Offiziell bestätigt wurde die genaue Höhe der Zahlung allerdings nicht.
Studiochef spricht über den Xbox-Deal
In einem Podcast mit OLDBoi sprach Sergiy Grygorovych, Chef von GSC Game World, über die Zusammenarbeit mit Xbox.
Seinen Aussagen zufolge habe der Exklusivitätsdeal dem Studio enorme finanzielle Sicherheit verschafft.
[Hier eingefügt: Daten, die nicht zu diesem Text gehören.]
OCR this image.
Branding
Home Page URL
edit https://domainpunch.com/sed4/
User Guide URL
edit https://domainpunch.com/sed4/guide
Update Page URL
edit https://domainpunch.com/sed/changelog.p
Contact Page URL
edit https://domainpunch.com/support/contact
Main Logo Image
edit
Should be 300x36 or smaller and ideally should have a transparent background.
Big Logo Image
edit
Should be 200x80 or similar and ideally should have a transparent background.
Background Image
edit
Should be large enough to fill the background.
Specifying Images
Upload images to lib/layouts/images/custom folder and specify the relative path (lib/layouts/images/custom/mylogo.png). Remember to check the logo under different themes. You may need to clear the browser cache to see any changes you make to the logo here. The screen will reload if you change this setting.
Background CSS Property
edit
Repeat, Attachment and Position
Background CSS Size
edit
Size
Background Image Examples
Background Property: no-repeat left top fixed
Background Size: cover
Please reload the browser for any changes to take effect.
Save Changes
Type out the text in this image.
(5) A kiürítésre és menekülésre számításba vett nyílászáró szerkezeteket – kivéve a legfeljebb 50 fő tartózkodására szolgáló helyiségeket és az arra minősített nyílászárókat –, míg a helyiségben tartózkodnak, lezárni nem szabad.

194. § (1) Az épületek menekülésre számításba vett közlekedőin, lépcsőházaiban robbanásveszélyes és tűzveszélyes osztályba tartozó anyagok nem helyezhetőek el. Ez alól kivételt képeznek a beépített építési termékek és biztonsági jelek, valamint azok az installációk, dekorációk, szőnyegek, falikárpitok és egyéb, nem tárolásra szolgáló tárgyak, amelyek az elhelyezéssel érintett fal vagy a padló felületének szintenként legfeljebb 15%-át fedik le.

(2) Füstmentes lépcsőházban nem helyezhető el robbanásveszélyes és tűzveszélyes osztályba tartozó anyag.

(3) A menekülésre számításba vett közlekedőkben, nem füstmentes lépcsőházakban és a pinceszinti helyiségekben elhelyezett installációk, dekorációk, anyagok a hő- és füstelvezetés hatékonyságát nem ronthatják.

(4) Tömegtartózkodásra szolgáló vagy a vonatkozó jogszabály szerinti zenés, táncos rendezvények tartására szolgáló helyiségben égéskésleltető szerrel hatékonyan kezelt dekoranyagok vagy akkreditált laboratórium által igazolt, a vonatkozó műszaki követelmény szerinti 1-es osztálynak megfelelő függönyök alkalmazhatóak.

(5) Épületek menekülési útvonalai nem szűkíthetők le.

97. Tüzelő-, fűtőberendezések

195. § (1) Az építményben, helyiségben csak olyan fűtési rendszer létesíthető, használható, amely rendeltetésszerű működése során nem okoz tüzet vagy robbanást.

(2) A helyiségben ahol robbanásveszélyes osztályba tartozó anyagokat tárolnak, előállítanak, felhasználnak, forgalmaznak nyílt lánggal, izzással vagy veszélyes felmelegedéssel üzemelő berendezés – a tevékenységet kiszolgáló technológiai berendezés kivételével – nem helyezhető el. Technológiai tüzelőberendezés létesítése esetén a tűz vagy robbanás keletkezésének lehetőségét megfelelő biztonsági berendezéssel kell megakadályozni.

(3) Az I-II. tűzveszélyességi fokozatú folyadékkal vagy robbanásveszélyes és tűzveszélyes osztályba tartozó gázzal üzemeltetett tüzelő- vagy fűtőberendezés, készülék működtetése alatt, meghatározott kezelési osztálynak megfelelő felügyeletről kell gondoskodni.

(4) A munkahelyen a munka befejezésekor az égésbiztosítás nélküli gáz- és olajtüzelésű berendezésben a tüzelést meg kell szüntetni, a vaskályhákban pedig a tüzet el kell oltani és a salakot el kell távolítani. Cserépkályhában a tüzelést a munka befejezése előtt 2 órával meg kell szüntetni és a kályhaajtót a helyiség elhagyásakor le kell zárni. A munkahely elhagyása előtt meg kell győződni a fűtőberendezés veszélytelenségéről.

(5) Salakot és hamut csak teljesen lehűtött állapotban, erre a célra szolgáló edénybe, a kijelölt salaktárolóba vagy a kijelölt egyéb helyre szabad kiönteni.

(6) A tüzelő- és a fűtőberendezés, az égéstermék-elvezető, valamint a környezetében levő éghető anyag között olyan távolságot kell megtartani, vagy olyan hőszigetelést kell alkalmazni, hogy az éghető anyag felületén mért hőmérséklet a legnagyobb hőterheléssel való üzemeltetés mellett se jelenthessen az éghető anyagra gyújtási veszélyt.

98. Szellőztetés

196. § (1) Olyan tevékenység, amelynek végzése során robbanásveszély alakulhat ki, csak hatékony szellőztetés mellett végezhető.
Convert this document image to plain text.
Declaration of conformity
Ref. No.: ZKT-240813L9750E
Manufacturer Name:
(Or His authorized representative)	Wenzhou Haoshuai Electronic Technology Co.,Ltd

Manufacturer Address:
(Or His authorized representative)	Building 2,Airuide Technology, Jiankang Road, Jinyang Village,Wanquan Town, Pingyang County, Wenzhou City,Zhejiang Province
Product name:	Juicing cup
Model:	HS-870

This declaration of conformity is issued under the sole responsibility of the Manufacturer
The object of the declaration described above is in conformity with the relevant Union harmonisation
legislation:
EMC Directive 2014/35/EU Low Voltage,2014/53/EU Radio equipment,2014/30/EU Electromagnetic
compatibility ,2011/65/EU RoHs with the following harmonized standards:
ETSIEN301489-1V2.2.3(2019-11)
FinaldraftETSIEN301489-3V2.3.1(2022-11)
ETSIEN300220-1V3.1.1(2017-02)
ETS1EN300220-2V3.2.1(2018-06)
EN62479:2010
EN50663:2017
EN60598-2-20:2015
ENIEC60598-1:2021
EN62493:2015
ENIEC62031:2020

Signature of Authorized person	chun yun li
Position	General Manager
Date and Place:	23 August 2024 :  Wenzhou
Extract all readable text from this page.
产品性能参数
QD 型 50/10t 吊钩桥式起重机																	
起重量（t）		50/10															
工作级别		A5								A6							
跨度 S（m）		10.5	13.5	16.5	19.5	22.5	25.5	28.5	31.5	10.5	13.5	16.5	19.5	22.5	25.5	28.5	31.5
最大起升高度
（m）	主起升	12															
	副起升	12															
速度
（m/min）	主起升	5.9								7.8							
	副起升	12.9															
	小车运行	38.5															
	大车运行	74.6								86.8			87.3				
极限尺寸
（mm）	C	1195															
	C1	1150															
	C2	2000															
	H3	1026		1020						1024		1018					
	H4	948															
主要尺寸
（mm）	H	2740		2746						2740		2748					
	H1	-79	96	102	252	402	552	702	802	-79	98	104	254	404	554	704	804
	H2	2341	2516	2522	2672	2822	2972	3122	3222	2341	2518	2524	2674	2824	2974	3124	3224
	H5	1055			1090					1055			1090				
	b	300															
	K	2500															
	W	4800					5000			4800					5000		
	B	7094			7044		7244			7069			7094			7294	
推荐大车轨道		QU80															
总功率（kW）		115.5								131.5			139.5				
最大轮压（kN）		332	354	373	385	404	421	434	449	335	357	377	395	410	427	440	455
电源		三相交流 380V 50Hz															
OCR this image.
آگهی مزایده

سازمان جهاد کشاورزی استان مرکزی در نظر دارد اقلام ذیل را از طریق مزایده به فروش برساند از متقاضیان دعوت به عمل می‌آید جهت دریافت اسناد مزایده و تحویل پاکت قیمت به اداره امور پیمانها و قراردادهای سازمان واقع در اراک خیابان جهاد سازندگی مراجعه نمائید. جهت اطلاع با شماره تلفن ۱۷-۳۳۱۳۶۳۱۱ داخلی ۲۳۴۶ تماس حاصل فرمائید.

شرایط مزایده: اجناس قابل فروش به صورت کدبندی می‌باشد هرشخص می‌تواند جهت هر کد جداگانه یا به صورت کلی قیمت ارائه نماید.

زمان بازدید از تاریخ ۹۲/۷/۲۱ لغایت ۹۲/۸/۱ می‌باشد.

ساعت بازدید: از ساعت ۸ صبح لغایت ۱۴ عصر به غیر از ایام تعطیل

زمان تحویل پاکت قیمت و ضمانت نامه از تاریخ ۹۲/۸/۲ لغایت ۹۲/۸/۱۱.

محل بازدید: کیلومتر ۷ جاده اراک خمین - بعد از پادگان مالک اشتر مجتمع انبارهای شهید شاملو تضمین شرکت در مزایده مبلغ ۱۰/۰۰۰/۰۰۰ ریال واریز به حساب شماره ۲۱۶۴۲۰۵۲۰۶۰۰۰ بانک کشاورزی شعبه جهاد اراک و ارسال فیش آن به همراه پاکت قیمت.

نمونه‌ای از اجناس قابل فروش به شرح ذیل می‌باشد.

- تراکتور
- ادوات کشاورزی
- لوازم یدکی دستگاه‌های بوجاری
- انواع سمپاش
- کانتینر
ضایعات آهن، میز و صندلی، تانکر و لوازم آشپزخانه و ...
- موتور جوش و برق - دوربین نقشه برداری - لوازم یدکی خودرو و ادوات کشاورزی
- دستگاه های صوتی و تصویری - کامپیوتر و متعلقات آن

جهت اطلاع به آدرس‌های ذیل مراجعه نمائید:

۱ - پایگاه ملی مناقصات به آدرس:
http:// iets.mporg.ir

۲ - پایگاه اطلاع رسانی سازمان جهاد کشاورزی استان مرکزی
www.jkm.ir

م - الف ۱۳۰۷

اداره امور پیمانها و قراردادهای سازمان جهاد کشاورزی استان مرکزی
Laut Grygorovych seien die Einnahmen aus der Vereinbarung sogar höher gewesen als die gesamten Entwicklungskosten von S.T.A.L.K.E.R. 2.
Dadurch habe sich das Projekt bereits vor der eigentlichen Veröffentlichung finanziell amortisiert.
Entwicklungskosten sollen zwischen 70 und 100 Millionen US-Dollar gelegen haben
Branchenberichten zufolge wird das Budget von S.T.A.L.K.E.R. 2 auf 70 bis 100 Millionen US-Dollar geschätzt.
Sollten die Aussagen des Studiochefs zutreffen, hätte Microsoft also einen Betrag investiert, der sogar über diesen Entwicklungskosten lag, um sich die zeitweise Exklusivität für Xbox und den Day-One-Start im Xbox Game Pass zu sichern.
Entscheidung sorgt für Diskussionen
Die Enthüllung löst in der Community unterschiedliche Reaktionen aus. Einige sehen den Deal als wichtigen Schritt, um die Entwicklung des Spiels abzusichern – insbesondere angesichts der schwierigen Bedingungen, unter denen GSC Game World während des Krieges in der Ukraine arbeiten musste.
Andere stellen dagegen die wirtschaftliche Sinnhaftigkeit einer so hohen Investition infrage, da S.T.A.L.K.E.R. 2 zwar erfolgreich gestartet ist, aber nicht zu den größten Mainstream-Marken der Branche zählt.
Microsoft nennt keine Zahlen
Microsoft selbst hat sich bislang nicht zu den kursierenden Summen geäußert. Auch GSC Game World veröffentlichte keine offiziellen Vertragsdetails.
Die genannten Beträge basieren daher auf Aussagen des Studiochefs sowie Schätzungen zum Entwicklungsbudget und sollten entsprechend eingeordnet werden.